Minding their business

Curating a clientele of business owners by tailoring your marketing efforts to them can pay dividends, writes Paul Edwards

Minding their business

Opinion

By

Business owners are ideal clients. They need some form of every protection the insurance industry offers; if you’re positioned to outfit them from head to toe, even better. Your goal should be to maximize comprehensive coverage for wealthy clients who can afford your high-ticket items.

When I acquired such clients as an agent, working with them was a night-and-day difference from dealing with Joe Schmoe down the street who just wanted to save 15% on his SR-22 broad-form coverage.

A business owner’s mindset sees the legal and financial framework of their company as critical. Successful ones understand its ability to torpedo their progress, whether they micromanage or ignore it. Many owners confess to needing their hands held in this category. That gives you an advantage if you can communicate your ability to manage it.

But there are bigger-picture reasons for defining and narrowing your niche. The elephant in the room is this: Insurance is a commoditized product. That means you face the challenge of convincing people to pay for you rather than the coverage. Any other route inevitably leads to that rabbit hole of price comparison. It’s never been more important to be in a class by yourself as a provider so that the excuse of cost can’t derail you.

One way to avoid that is to sidestep customers who struggle to rub two cents together. Another way is to become superspecific about who you want as clients.

You owe it to yourself and your staff to be selective about the clients you take on. Let your competitors squabble over the rest.

Statistics show over and over that at least two-thirds of consumers don’t consider the price of insurance to be the sole motivating factor for their purchasing decisions. A prospective client with plenty to spend on insurance premiums simply isn’t going to care only about saving a few dollars per month.

But this is already known – the real problem for today’s agent is: How do I reach more of my ideal clients online? And once I’ve reached them, how do I convert them?

Until recently, most everyone agreed that targeting business owners would involve a massive, expensive traditional advertising campaign, hours on the telephone following up, some door-to-door canvassing, and exceptional sales skills.

Today, however, a well orchestrated internet campaign can buy you credibility (through quality free content), prospect buy-in (through opt-in e-mail marketing), automated follow-up (without the phone calls) and speed (through preset, inbound appointments with qualified buyers). If the shortest distance from Point A to Point B is a straight line, then the traditional means of pursuing these clients is certainly the long way (and the wrong way) around.
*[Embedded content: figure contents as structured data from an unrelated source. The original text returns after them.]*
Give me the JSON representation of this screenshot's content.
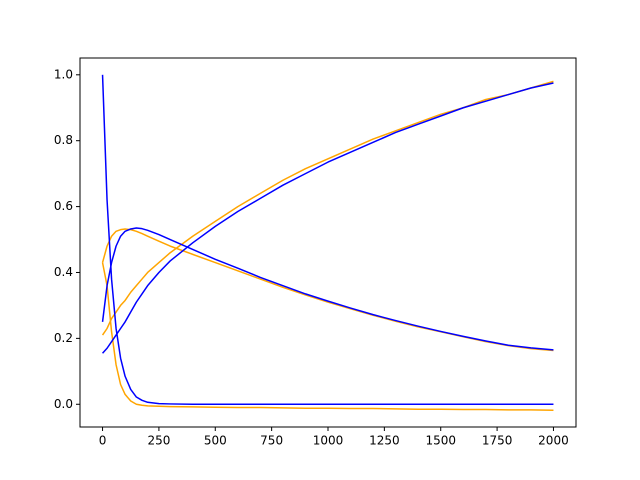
{
  "chart_data": {
    "type": "line",
    "x": [
      0,
      20,
      40,
      60,
      80,
      100,
      125,
      150,
      175,
      200,
      250,
      300,
      400,
      500,
      600,
      700,
      800,
      900,
      1000,
      1100,
      1200,
      1300,
      1400,
      1500,
      1600,
      1700,
      1800,
      1900,
      2000
    ],
    "series": [
      {
        "color": "orange",
        "values": [
          0.43,
          0.36,
          0.22,
          0.12,
          0.06,
          0.03,
          0.01,
          0.0,
          -0.003,
          -0.005,
          -0.006,
          -0.007,
          -0.008,
          -0.009,
          -0.01,
          -0.01,
          -0.011,
          -0.012,
          -0.012,
          -0.013,
          -0.013,
          -0.014,
          -0.015,
          -0.015,
          -0.016,
          -0.016,
          -0.017,
          -0.017,
          -0.018
        ]
      },
      {
        "color": "orange",
        "values": [
          0.43,
          0.48,
          0.51,
          0.525,
          0.53,
          0.532,
          0.53,
          0.525,
          0.518,
          0.51,
          0.495,
          0.48,
          0.455,
          0.43,
          0.405,
          0.38,
          0.355,
          0.332,
          0.31,
          0.29,
          0.27,
          0.252,
          0.235,
          0.22,
          0.205,
          0.19,
          0.178,
          0.169,
          0.163
        ]
      },
      {
        "color": "orange",
        "values": [
          0.21,
          0.23,
          0.26,
          0.28,
          0.3,
          0.315,
          0.34,
          0.36,
          0.38,
          0.4,
          0.43,
          0.46,
          0.51,
          0.555,
          0.6,
          0.64,
          0.68,
          0.715,
          0.745,
          0.775,
          0.805,
          0.83,
          0.855,
          0.88,
          0.9,
          0.925,
          0.94,
          0.96,
          0.98
        ]
      },
      {
        "color": "blue",
        "values": [
          1.0,
          0.62,
          0.38,
          0.23,
          0.14,
          0.085,
          0.045,
          0.022,
          0.012,
          0.006,
          0.002,
          0.001,
          0.0,
          0.0,
          0.0,
          0.0,
          0.0,
          0.0,
          0.0,
          0.0,
          0.0,
          0.0,
          0.0,
          0.0,
          0.0,
          0.0,
          0.0,
          0.0,
          0.0
        ]
      },
      {
        "color": "blue",
        "values": [
          0.25,
          0.36,
          0.43,
          0.48,
          0.51,
          0.525,
          0.532,
          0.535,
          0.533,
          0.528,
          0.515,
          0.5,
          0.47,
          0.44,
          0.413,
          0.385,
          0.36,
          0.335,
          0.313,
          0.292,
          0.272,
          0.254,
          0.237,
          0.221,
          0.206,
          0.192,
          0.179,
          0.171,
          0.165
        ]
      },
      {
        "color": "blue",
        "values": [
          0.155,
          0.17,
          0.19,
          0.21,
          0.23,
          0.25,
          0.28,
          0.31,
          0.335,
          0.36,
          0.4,
          0.435,
          0.49,
          0.54,
          0.585,
          0.625,
          0.665,
          0.7,
          0.735,
          0.765,
          0.795,
          0.825,
          0.85,
          0.875,
          0.9,
          0.92,
          0.94,
          0.96,
          0.975
        ]
      }
    ],
    "xlim": [
      -100,
      2100
    ],
    "ylim": [
      -0.069,
      1.051
    ],
    "xticks": [
      0,
      250,
      500,
      750,
      1000,
      1250,
      1500,
      1750,
      2000
    ],
    "yticks": [
      {
        "value": 0,
        "label": "0.0"
      },
      0.2,
      0.4,
      0.6,
      0.8,
      {
        "value": 1,
        "label": "1.0"
      }
    ]
  }
}
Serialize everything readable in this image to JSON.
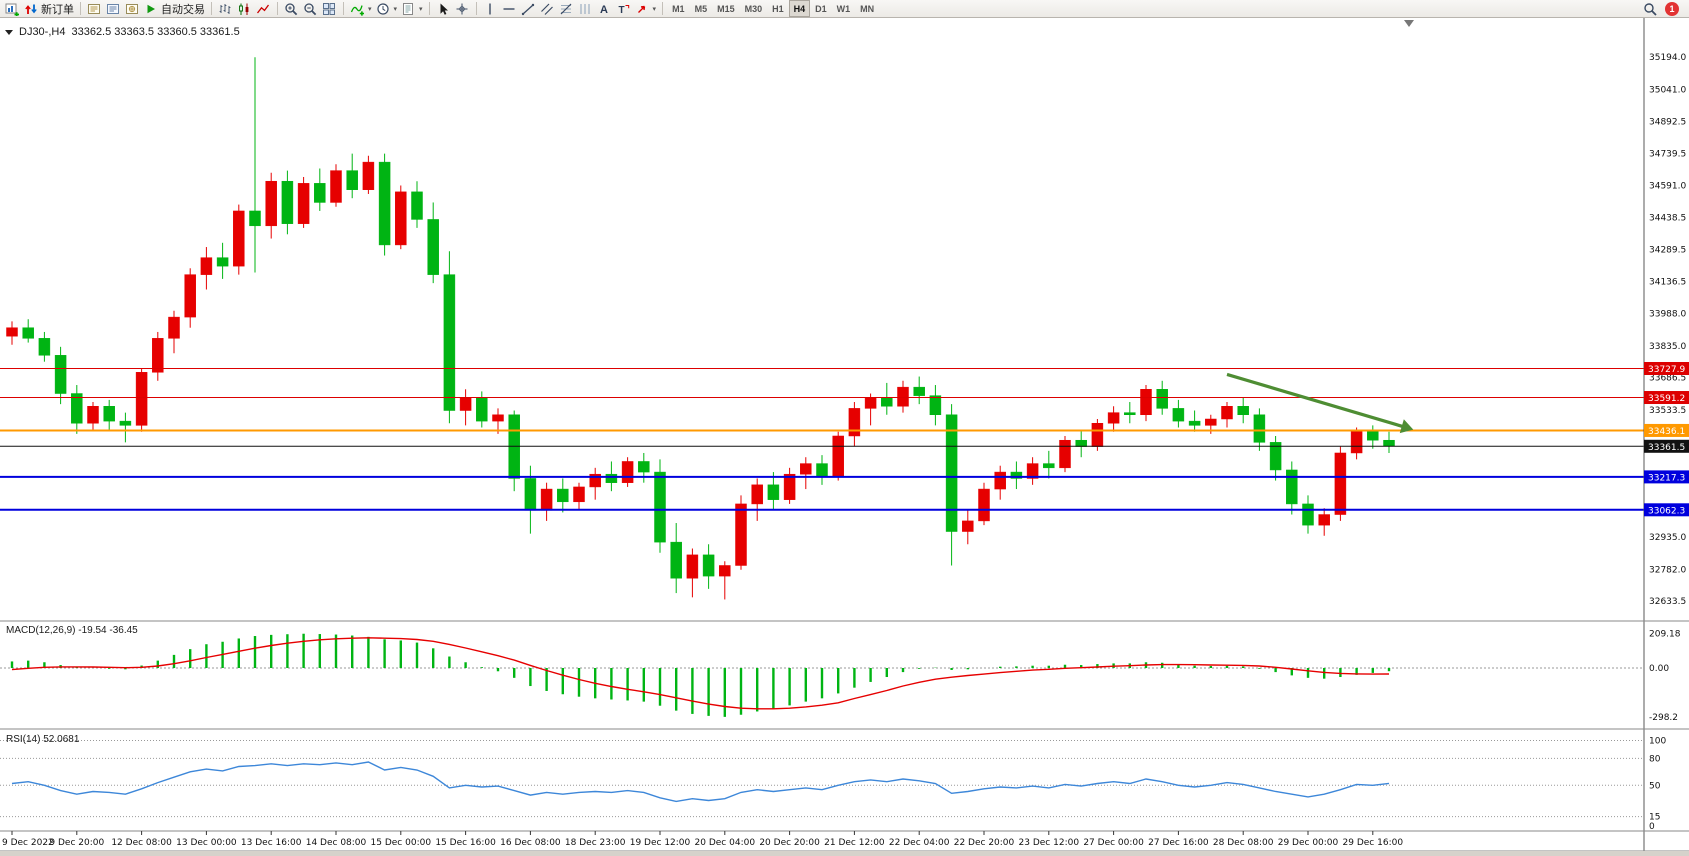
{
  "toolbar": {
    "new_order_label": "新订单",
    "autotrade_label": "自动交易",
    "timeframes": [
      "M1",
      "M5",
      "M15",
      "M30",
      "H1",
      "H4",
      "D1",
      "W1",
      "MN"
    ],
    "active_timeframe": "H4",
    "notification_count": "1"
  },
  "chart_header": {
    "symbol_period": "DJ30-,H4",
    "ohlc": "33362.5 33363.5 33360.5 33361.5"
  },
  "chart_data": {
    "type": "candlestick",
    "symbol": "DJ30-",
    "period": "H4",
    "ylim": [
      32633.5,
      35194.0
    ],
    "bull_color": "#e60000",
    "bear_color": "#00b413",
    "price_axis_ticks": [
      35194.0,
      35041.0,
      34892.5,
      34739.5,
      34591.0,
      34438.5,
      34289.5,
      34136.5,
      33988.0,
      33835.0,
      33686.5,
      33533.5,
      32935.0,
      32782.0,
      32633.5
    ],
    "price_lines": [
      {
        "value": 33727.9,
        "color": "#dd0000",
        "width": 1
      },
      {
        "value": 33591.2,
        "color": "#dd0000",
        "width": 1
      },
      {
        "value": 33436.1,
        "color": "#ff9900",
        "width": 2
      },
      {
        "value": 33361.5,
        "color": "#111111",
        "width": 1,
        "current": true
      },
      {
        "value": 33217.3,
        "color": "#0000dd",
        "width": 2
      },
      {
        "value": 33062.3,
        "color": "#0000dd",
        "width": 2
      }
    ],
    "ohlc": [
      [
        33880,
        33950,
        33840,
        33920
      ],
      [
        33920,
        33960,
        33850,
        33870
      ],
      [
        33870,
        33900,
        33760,
        33790
      ],
      [
        33790,
        33830,
        33560,
        33610
      ],
      [
        33610,
        33650,
        33420,
        33470
      ],
      [
        33470,
        33570,
        33440,
        33550
      ],
      [
        33550,
        33580,
        33440,
        33480
      ],
      [
        33480,
        33520,
        33380,
        33460
      ],
      [
        33460,
        33730,
        33430,
        33710
      ],
      [
        33710,
        33900,
        33670,
        33870
      ],
      [
        33870,
        34000,
        33800,
        33970
      ],
      [
        33970,
        34200,
        33920,
        34170
      ],
      [
        34170,
        34300,
        34100,
        34250
      ],
      [
        34250,
        34320,
        34150,
        34210
      ],
      [
        34210,
        34500,
        34170,
        34470
      ],
      [
        34470,
        35194,
        34180,
        34400
      ],
      [
        34400,
        34650,
        34340,
        34610
      ],
      [
        34610,
        34660,
        34360,
        34410
      ],
      [
        34410,
        34630,
        34390,
        34600
      ],
      [
        34600,
        34670,
        34470,
        34510
      ],
      [
        34510,
        34690,
        34490,
        34660
      ],
      [
        34660,
        34740,
        34530,
        34570
      ],
      [
        34570,
        34730,
        34550,
        34700
      ],
      [
        34700,
        34740,
        34260,
        34310
      ],
      [
        34310,
        34590,
        34290,
        34560
      ],
      [
        34560,
        34610,
        34390,
        34430
      ],
      [
        34430,
        34510,
        34130,
        34170
      ],
      [
        34170,
        34280,
        33470,
        33530
      ],
      [
        33530,
        33630,
        33460,
        33590
      ],
      [
        33590,
        33620,
        33450,
        33480
      ],
      [
        33480,
        33540,
        33420,
        33510
      ],
      [
        33510,
        33530,
        33150,
        33210
      ],
      [
        33210,
        33270,
        32950,
        33060
      ],
      [
        33060,
        33190,
        33010,
        33160
      ],
      [
        33160,
        33210,
        33050,
        33100
      ],
      [
        33100,
        33190,
        33060,
        33170
      ],
      [
        33170,
        33260,
        33110,
        33230
      ],
      [
        33230,
        33290,
        33150,
        33190
      ],
      [
        33190,
        33310,
        33170,
        33290
      ],
      [
        33290,
        33330,
        33190,
        33240
      ],
      [
        33240,
        33300,
        32860,
        32910
      ],
      [
        32910,
        33000,
        32670,
        32740
      ],
      [
        32740,
        32880,
        32650,
        32850
      ],
      [
        32850,
        32900,
        32690,
        32750
      ],
      [
        32750,
        32820,
        32640,
        32800
      ],
      [
        32800,
        33130,
        32780,
        33090
      ],
      [
        33090,
        33210,
        33010,
        33180
      ],
      [
        33180,
        33240,
        33060,
        33110
      ],
      [
        33110,
        33260,
        33090,
        33230
      ],
      [
        33230,
        33310,
        33160,
        33280
      ],
      [
        33280,
        33320,
        33180,
        33220
      ],
      [
        33220,
        33430,
        33200,
        33410
      ],
      [
        33410,
        33570,
        33360,
        33540
      ],
      [
        33540,
        33610,
        33460,
        33590
      ],
      [
        33590,
        33660,
        33510,
        33550
      ],
      [
        33550,
        33670,
        33520,
        33640
      ],
      [
        33640,
        33690,
        33560,
        33600
      ],
      [
        33600,
        33650,
        33460,
        33510
      ],
      [
        33510,
        33560,
        32800,
        32960
      ],
      [
        32960,
        33060,
        32900,
        33010
      ],
      [
        33010,
        33190,
        32990,
        33160
      ],
      [
        33160,
        33270,
        33110,
        33240
      ],
      [
        33240,
        33290,
        33160,
        33210
      ],
      [
        33210,
        33310,
        33180,
        33280
      ],
      [
        33280,
        33340,
        33210,
        33260
      ],
      [
        33260,
        33410,
        33240,
        33390
      ],
      [
        33390,
        33440,
        33310,
        33360
      ],
      [
        33360,
        33490,
        33340,
        33470
      ],
      [
        33470,
        33550,
        33430,
        33520
      ],
      [
        33520,
        33570,
        33470,
        33510
      ],
      [
        33510,
        33650,
        33480,
        33630
      ],
      [
        33630,
        33670,
        33510,
        33540
      ],
      [
        33540,
        33580,
        33450,
        33480
      ],
      [
        33480,
        33530,
        33430,
        33460
      ],
      [
        33460,
        33510,
        33420,
        33490
      ],
      [
        33490,
        33570,
        33450,
        33550
      ],
      [
        33550,
        33590,
        33470,
        33510
      ],
      [
        33510,
        33540,
        33340,
        33380
      ],
      [
        33380,
        33410,
        33200,
        33250
      ],
      [
        33250,
        33290,
        33040,
        33090
      ],
      [
        33090,
        33130,
        32950,
        32990
      ],
      [
        32990,
        33070,
        32940,
        33040
      ],
      [
        33040,
        33360,
        33010,
        33330
      ],
      [
        33330,
        33450,
        33300,
        33430
      ],
      [
        33430,
        33460,
        33350,
        33390
      ],
      [
        33390,
        33430,
        33330,
        33361.5
      ]
    ],
    "time_labels": [
      {
        "index": 0,
        "text": "9 Dec 2022"
      },
      {
        "index": 4,
        "text": "9 Dec 20:00"
      },
      {
        "index": 8,
        "text": "12 Dec 08:00"
      },
      {
        "index": 12,
        "text": "13 Dec 00:00"
      },
      {
        "index": 16,
        "text": "13 Dec 16:00"
      },
      {
        "index": 20,
        "text": "14 Dec 08:00"
      },
      {
        "index": 24,
        "text": "15 Dec 00:00"
      },
      {
        "index": 28,
        "text": "15 Dec 16:00"
      },
      {
        "index": 32,
        "text": "16 Dec 08:00"
      },
      {
        "index": 36,
        "text": "18 Dec 23:00"
      },
      {
        "index": 40,
        "text": "19 Dec 12:00"
      },
      {
        "index": 44,
        "text": "20 Dec 04:00"
      },
      {
        "index": 48,
        "text": "20 Dec 20:00"
      },
      {
        "index": 52,
        "text": "21 Dec 12:00"
      },
      {
        "index": 56,
        "text": "22 Dec 04:00"
      },
      {
        "index": 60,
        "text": "22 Dec 20:00"
      },
      {
        "index": 64,
        "text": "23 Dec 12:00"
      },
      {
        "index": 68,
        "text": "27 Dec 00:00"
      },
      {
        "index": 72,
        "text": "27 Dec 16:00"
      },
      {
        "index": 76,
        "text": "28 Dec 08:00"
      },
      {
        "index": 80,
        "text": "29 Dec 00:00"
      },
      {
        "index": 84,
        "text": "29 Dec 16:00"
      }
    ],
    "annotations": [
      {
        "type": "arrow",
        "from": {
          "index": 75,
          "price": 33700
        },
        "to": {
          "index": 86.5,
          "price": 33440
        },
        "color": "#4e8d33"
      }
    ],
    "indicators": [
      {
        "type": "macd",
        "label": "MACD(12,26,9) -19.54 -36.45",
        "hist_color": "#00b413",
        "signal_color": "#e60000",
        "axis_ticks": [
          {
            "v": 209.18,
            "t": "209.18"
          },
          {
            "v": 0,
            "t": "0.00"
          },
          {
            "v": -298.2,
            "t": "-298.2"
          }
        ],
        "histogram": [
          40,
          45,
          35,
          18,
          5,
          0,
          -5,
          -8,
          15,
          45,
          80,
          115,
          145,
          160,
          180,
          195,
          202,
          206,
          209,
          207,
          204,
          198,
          190,
          175,
          168,
          155,
          120,
          70,
          35,
          5,
          -20,
          -60,
          -110,
          -140,
          -160,
          -175,
          -185,
          -192,
          -198,
          -205,
          -230,
          -260,
          -280,
          -292,
          -298,
          -285,
          -265,
          -248,
          -228,
          -205,
          -185,
          -155,
          -120,
          -85,
          -55,
          -25,
          -5,
          2,
          -12,
          -8,
          0,
          8,
          10,
          14,
          14,
          20,
          18,
          24,
          28,
          28,
          35,
          32,
          22,
          14,
          12,
          14,
          10,
          -5,
          -25,
          -45,
          -60,
          -65,
          -55,
          -42,
          -30,
          -19.54
        ],
        "signal": [
          -10,
          -2,
          4,
          7,
          7,
          6,
          4,
          2,
          4,
          12,
          26,
          44,
          64,
          83,
          102,
          121,
          137,
          151,
          163,
          172,
          178,
          182,
          184,
          182,
          179,
          174,
          163,
          144,
          122,
          99,
          75,
          48,
          16,
          -15,
          -44,
          -70,
          -93,
          -113,
          -130,
          -145,
          -162,
          -182,
          -202,
          -220,
          -235,
          -245,
          -249,
          -249,
          -245,
          -237,
          -227,
          -212,
          -186,
          -162,
          -137,
          -110,
          -87,
          -68,
          -56,
          -46,
          -37,
          -28,
          -20,
          -13,
          -8,
          -2,
          2,
          6,
          11,
          14,
          18,
          21,
          21,
          20,
          18,
          17,
          16,
          12,
          4,
          -6,
          -17,
          -27,
          -33,
          -36,
          -37,
          -36.45
        ]
      },
      {
        "type": "rsi",
        "label": "RSI(14) 52.0681",
        "line_color": "#3d87d9",
        "levels": [
          100,
          80,
          50,
          15
        ],
        "axis_ticks": [
          {
            "v": 100,
            "t": "100"
          },
          {
            "v": 80,
            "t": "80"
          },
          {
            "v": 50,
            "t": "50"
          },
          {
            "v": 15,
            "t": "15"
          },
          {
            "v": 0,
            "t": "0"
          }
        ],
        "values": [
          52,
          54,
          50,
          44,
          40,
          43,
          42,
          40,
          46,
          53,
          59,
          65,
          68,
          66,
          71,
          72,
          74,
          72,
          74,
          73,
          75,
          73,
          76,
          67,
          70,
          67,
          60,
          47,
          50,
          48,
          49,
          44,
          39,
          42,
          40,
          42,
          43,
          42,
          44,
          42,
          36,
          32,
          35,
          33,
          35,
          42,
          45,
          43,
          45,
          47,
          45,
          50,
          54,
          56,
          54,
          57,
          55,
          52,
          41,
          43,
          46,
          48,
          47,
          49,
          47,
          51,
          49,
          52,
          54,
          52,
          57,
          54,
          50,
          48,
          50,
          53,
          51,
          47,
          43,
          40,
          37,
          40,
          45,
          51,
          50,
          52.07
        ]
      }
    ]
  }
}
Another advantage of this strategy is that the insurance industry is seldom among early adopters. Your competitors are as baffled about this as you are. That gives you every reason to explore internet marketing further.

Practically, this starts with creating engaging and effective content – articles, videos, free reports and webinars. Perhaps the best part: This content should mostly cover anything but insurance.

Writing sales copy taught me to craft a headline by imagining I was seeing a friend walking down a busy city sidewalk – the only way to get his attention is to call out his name. You can’t just say, “Hey you!” At the risk of sounding over-simplified, your branding strategy must evolve from “We’re XYZ Insurance Company, and we have great rates” to “I’m the only insurance agent who caters to and properly services business owners and executives – after adding value to your business.”

I do well with business owners when it comes to branding, both in person and online. But networking can only take you so far, and likability with a large online audience isn’t much use unless you know how to convert followers into customers. If I’d understood better how to replicate online the value I added to these people, I’d have taken greater advantage of the explosion of social media advertising in the last decade. I’d have made use of targeted ads and copywriting to speak to their frustrations and fears.

An agency beset by price shoppers and ne’er-do-well clients takes lumps on retention and customer satisfaction. Many households do not a successful agency make – not, at any rate, in terms of profit margin, employee satisfaction and retention, or long-term growth and expansion. That narrows your choices in the long haul.

 

 

Paul Edwards became a top-selling agent through his R.O.N. (Return On Networking) marketing system, which allowed him to grow a boutique clientele of political leaders, corporate executives and large businesses.